Oí el sonido de cadenas golpeando el suelo secamente y mis sentidos se pusieron alerta. Las oxidadas rejas golpearon las sucias paredes ensordeciéndome temporalmente. Sus pasos se acercaban aún más a mí hasta darme a conocer su figura completa. Su aspecto era el mismo de siempre, su aura no había cambiado en nada. Eso me daba a entender que no sentía siquiera una pizca de remordimiento.
Sus emociones se encontraban ocultas en una máscara de hierro sin dejarme verlas.
Comenzó a caminar aún más cerca de mí y me sonrío torcidamente.
- ¿Cómo te sientes, Dasha? - su estúpida pregunta no era más que irónica.
No dejaría que me humille más de ya lo que lo había hecho. En mis largos años de vida nunca nadie me había humillado de esa forma.
Sonreí cínica.
- Eres despreciable - escupí furiosa.
De él me podía esperar cualquier cosa.
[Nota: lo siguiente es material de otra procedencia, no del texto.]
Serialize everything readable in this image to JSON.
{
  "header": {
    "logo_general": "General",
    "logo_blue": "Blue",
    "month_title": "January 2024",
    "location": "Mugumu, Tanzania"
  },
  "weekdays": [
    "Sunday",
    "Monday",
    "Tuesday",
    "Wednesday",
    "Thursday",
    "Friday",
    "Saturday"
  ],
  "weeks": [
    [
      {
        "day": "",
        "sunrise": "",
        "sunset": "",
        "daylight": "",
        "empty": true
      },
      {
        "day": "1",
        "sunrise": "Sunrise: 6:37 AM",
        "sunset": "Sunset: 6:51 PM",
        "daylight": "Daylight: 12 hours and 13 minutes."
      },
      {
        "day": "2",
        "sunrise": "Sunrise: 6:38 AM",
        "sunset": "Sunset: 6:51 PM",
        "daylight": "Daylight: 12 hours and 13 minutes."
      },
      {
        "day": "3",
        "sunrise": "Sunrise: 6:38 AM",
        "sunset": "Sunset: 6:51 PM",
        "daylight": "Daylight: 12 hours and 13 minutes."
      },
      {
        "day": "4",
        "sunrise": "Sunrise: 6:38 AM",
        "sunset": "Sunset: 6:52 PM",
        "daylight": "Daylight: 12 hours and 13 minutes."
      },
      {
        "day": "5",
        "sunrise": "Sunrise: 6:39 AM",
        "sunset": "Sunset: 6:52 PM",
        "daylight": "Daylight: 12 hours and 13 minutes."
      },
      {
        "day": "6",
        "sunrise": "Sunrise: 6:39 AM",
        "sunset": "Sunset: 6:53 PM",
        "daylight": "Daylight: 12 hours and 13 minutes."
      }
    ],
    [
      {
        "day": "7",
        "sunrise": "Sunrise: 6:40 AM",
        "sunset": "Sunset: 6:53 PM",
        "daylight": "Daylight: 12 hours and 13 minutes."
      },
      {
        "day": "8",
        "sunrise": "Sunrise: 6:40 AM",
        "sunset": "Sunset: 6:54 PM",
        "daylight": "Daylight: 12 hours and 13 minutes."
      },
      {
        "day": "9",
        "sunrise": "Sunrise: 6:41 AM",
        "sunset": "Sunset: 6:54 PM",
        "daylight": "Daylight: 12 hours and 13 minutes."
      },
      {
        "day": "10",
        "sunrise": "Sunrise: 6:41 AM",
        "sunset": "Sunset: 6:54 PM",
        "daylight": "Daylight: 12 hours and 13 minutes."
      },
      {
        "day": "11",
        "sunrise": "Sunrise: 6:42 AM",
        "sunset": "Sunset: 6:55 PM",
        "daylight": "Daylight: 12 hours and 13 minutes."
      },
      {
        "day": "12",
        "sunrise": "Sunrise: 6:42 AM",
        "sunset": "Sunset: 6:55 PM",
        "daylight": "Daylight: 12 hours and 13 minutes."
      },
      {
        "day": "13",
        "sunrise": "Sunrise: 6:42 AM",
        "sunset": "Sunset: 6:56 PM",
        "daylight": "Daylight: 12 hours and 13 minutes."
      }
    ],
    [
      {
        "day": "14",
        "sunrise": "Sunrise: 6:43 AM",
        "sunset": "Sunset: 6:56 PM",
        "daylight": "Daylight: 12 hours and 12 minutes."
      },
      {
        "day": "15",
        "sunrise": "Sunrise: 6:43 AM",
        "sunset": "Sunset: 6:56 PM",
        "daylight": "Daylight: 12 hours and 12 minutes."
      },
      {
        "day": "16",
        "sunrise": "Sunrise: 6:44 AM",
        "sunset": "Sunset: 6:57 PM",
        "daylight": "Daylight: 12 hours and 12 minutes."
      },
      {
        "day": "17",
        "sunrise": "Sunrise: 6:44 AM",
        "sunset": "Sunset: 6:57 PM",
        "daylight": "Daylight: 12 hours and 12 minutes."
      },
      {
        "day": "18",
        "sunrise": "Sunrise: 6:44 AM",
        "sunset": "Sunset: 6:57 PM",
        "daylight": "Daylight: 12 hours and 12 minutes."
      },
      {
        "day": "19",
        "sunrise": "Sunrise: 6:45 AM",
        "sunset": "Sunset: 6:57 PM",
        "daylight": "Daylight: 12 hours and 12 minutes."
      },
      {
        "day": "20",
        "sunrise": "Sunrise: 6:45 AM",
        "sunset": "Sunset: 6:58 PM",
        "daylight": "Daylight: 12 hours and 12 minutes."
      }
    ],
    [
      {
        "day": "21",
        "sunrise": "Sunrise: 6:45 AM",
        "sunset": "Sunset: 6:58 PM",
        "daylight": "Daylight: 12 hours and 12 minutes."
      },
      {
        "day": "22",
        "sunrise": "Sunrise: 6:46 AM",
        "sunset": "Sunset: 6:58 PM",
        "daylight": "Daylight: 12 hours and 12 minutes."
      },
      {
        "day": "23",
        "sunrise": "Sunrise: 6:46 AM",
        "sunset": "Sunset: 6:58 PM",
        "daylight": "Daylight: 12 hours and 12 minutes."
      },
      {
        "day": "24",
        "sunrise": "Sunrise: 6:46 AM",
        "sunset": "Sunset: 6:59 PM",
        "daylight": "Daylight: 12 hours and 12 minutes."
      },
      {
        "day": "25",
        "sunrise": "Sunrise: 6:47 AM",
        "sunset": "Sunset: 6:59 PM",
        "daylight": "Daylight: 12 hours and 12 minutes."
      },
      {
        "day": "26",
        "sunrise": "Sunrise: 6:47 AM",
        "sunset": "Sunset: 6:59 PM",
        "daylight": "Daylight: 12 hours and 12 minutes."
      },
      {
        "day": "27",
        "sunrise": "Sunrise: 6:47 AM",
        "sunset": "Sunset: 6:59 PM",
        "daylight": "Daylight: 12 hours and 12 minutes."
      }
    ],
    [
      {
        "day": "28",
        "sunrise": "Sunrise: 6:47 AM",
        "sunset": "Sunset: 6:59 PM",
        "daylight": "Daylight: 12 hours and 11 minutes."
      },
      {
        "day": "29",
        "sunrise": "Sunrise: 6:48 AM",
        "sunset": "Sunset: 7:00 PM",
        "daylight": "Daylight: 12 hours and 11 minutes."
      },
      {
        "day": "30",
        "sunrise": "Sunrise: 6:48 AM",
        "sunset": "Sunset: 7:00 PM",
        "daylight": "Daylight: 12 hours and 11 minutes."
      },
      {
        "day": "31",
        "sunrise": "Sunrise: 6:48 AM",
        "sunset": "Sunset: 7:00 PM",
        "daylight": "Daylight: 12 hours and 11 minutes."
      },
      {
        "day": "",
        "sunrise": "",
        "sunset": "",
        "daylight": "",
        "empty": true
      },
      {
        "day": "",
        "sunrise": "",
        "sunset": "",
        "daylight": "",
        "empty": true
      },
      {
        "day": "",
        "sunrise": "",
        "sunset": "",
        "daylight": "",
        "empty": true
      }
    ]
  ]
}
Cada paso que daba era aún más oscuridad, algo injusto.
- Lo sé - respondió simplemente -, pero no sabes cuánto disfruto verte sufrir.
La ira crecía aún más en mí, eliminando cualquier sensación de lástima por él. No merecía mi compasión, la de nadie.
- Simplemente, ¿Por qué no me matas de una vez por todas? -repliqué en un tono tranquilo.
Se podía notar a kilómetros el brillo malicioso que cargaban su mirada. Sus ojos eran demasiado bellos para soportar tanta maldad.
-Porque tu sufrimiento es mi fuente de poder.
Era tan cruel que disfrutaba el sufrimiento de los demás, era como su alimento.
-Si no me quieres siquiera un poco, déjame libre -susurré aguantando el dolor que sentía -, hazlo por nosotros.
Una momentánea carcajada salió de su garganta.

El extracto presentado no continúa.